NEW YORK – Hundreds of messages offering prayers and honoring the legacy of David Wilkerson flooded Twitter and Facebook as Christians learned of the passing of a "true hero" who founded Times Square Church and World Challenge.
Wilkerson died in a fatal car crash in East Texas Wednesday afternoon. He was 79.
His wife, Gwendolyn Wilkerson, 70, was injured and airlifted to a local hospital.
Those who were moved by his death included Christian music artist Michael W. Smith, who offered his prayers to David Wilkerson's family via Twitter and asked his followers to pray for Gwen.
Rich Wilkerson, pastor of Peacemakers in Miami, Fla., was at a loss for words when it came to describing his cousin.
"The term LEGEND is often used to describe a person of extreme influence but what about a man that supersedes superlatives," he tweeted of David Wilkerson.
Many who followed Wilkerson's work or was personally affected by him called him a "true hero."
"David Wilkerson was a true hero ... A man of conviction not convenience. He lived what he preached. We will miss him greatly!" said one of his relatives, Rich Wilkerson Jr., on Twitter.
On the his Facebook page, scores of supporters, including Melinda Allen-Morales, wrote faith-filled messages that celebrated his legacy and characterized his life as a victory for heaven.
"You will be missed! Your amazing works here on earth will not go unnoticed and the legacy you leave behind will and has touched so many. What is our loss on earth is heavens gain. There you get to spend eternity with our King! We will see you again one day. Blessings to your family in this time of sorrow and in joy knowing your (sic) in a much better place," Allen-Morales wrote.

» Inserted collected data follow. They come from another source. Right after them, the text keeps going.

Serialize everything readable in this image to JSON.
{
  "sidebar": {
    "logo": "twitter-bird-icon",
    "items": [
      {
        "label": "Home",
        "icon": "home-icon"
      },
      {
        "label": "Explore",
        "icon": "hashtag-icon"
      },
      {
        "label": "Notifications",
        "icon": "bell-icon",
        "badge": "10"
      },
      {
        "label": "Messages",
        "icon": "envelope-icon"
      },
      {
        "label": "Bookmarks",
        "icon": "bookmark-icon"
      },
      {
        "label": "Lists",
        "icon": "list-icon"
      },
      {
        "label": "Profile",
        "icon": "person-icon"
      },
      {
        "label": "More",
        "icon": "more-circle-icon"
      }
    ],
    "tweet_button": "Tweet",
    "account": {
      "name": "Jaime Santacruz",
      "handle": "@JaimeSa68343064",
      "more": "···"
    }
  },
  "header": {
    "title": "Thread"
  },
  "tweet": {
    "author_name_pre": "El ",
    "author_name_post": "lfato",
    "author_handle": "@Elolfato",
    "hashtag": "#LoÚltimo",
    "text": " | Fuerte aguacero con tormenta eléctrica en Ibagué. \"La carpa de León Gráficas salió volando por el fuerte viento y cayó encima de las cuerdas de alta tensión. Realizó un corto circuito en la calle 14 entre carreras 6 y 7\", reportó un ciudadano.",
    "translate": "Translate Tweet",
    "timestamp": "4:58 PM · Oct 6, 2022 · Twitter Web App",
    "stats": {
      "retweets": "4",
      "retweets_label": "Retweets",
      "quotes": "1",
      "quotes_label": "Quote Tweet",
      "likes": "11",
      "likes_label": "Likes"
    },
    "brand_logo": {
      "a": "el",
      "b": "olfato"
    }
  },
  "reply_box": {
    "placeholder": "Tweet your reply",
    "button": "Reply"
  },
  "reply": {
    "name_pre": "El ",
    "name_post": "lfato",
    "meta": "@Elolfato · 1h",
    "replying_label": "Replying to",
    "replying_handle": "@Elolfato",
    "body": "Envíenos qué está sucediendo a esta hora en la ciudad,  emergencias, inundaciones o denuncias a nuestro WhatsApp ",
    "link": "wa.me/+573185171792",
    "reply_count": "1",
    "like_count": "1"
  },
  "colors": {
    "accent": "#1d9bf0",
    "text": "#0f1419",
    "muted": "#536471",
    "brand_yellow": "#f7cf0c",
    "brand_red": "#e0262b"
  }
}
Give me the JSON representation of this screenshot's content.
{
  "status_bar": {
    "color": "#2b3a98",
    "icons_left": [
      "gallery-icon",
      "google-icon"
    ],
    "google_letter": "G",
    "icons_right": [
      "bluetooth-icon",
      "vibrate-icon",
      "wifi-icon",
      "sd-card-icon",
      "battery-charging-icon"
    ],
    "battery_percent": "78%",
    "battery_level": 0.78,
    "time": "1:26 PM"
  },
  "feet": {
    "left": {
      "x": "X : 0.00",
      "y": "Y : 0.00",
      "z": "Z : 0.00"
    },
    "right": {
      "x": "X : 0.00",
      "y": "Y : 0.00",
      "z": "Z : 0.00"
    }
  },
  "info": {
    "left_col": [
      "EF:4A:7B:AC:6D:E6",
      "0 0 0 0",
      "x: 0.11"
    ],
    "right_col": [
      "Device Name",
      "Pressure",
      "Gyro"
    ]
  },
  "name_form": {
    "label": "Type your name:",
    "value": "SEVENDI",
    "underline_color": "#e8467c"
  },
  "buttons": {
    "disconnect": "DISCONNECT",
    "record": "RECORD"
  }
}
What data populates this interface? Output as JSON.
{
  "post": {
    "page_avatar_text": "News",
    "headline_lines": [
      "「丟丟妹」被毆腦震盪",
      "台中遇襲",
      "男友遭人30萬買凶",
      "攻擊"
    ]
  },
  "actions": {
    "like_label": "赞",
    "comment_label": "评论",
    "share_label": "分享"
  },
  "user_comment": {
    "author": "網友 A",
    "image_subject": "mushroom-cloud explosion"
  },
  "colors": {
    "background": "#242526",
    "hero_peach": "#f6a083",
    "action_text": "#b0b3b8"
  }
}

In addition to being the founder of Times Square Church in Manhattan, N.Y., Wilkerson is known for founding Teen Challenge, an evangelical Christian recovery program connected to the Assemblies of God denomination that teaches biblical principles to help young adults struggling with addictions, including drug and alcohol problems. The nonprofit has 233 locations in the United States and 1,181 centers in total worldwide, helping as many as 25,000 people struggling with addiction.
The minister tells the story of how he began his ministry in New York City and work with youths involved in drugs and gangs in his bestselling book The Cross and the Switchblade.
In their online posts, some people remembered Wilkerson as their "spiritual father" while others credited his book for changing their lives or for inspiring them to go into ministry for Teen Challenge or in New York City.
Joel Houston, son of Hillsong Church founder Brian Houston, said it was from reading The Cross and the Switchblade that "seeded NYC in my heart" as a place for ministry.
"So grateful for the life and legacy of David Wilkerson," tweeted Houston, who now helps lead Hillsong NYC, the Australian-based church's first U.S. plant.
On Thursday afternoon, the Wilkerson family posted a message on David Wilkerson's Facebook page confirming that he has gone to "be with Jesus" and thanking supporters for their prayers.
"We are receiving many calls and inquiries and simply wanted to confirm the fact that he has passed away in a fatal automobile accident. We appreciate your prayers and our hearts are sorrowful, yet we rejoice at the joy of knowing David Wilkerson spent his life well," read the message entitled "In Memory of David Wilkerson."
"More information will be coming soon. Thank you for your prayers."
In his last devotional for World Challenge, written a few hours before his death, Wilkerson encouraged believers to hold fast to their faith even "when all means fail."
"Someone has come to the place of hopelessness – the end of hope – the end of all means. A loved one is facing death and doctors give no hope. Death seems inevitable. Hope is gone. The miracle prayed for is not happening," wrote Wilkerson, painting a hopeless situation.
In his final public words, Wilkerson told those facing despair, "Beloved, God has never failed to act but in goodness and love. When all means fail – his love prevails. Hold fast to your faith. Stand fast in his Word. There is no other hope in this world."
Wilkerson was born May 19, 1931, in Hammond, Ind.
He is survived by his wife and four children.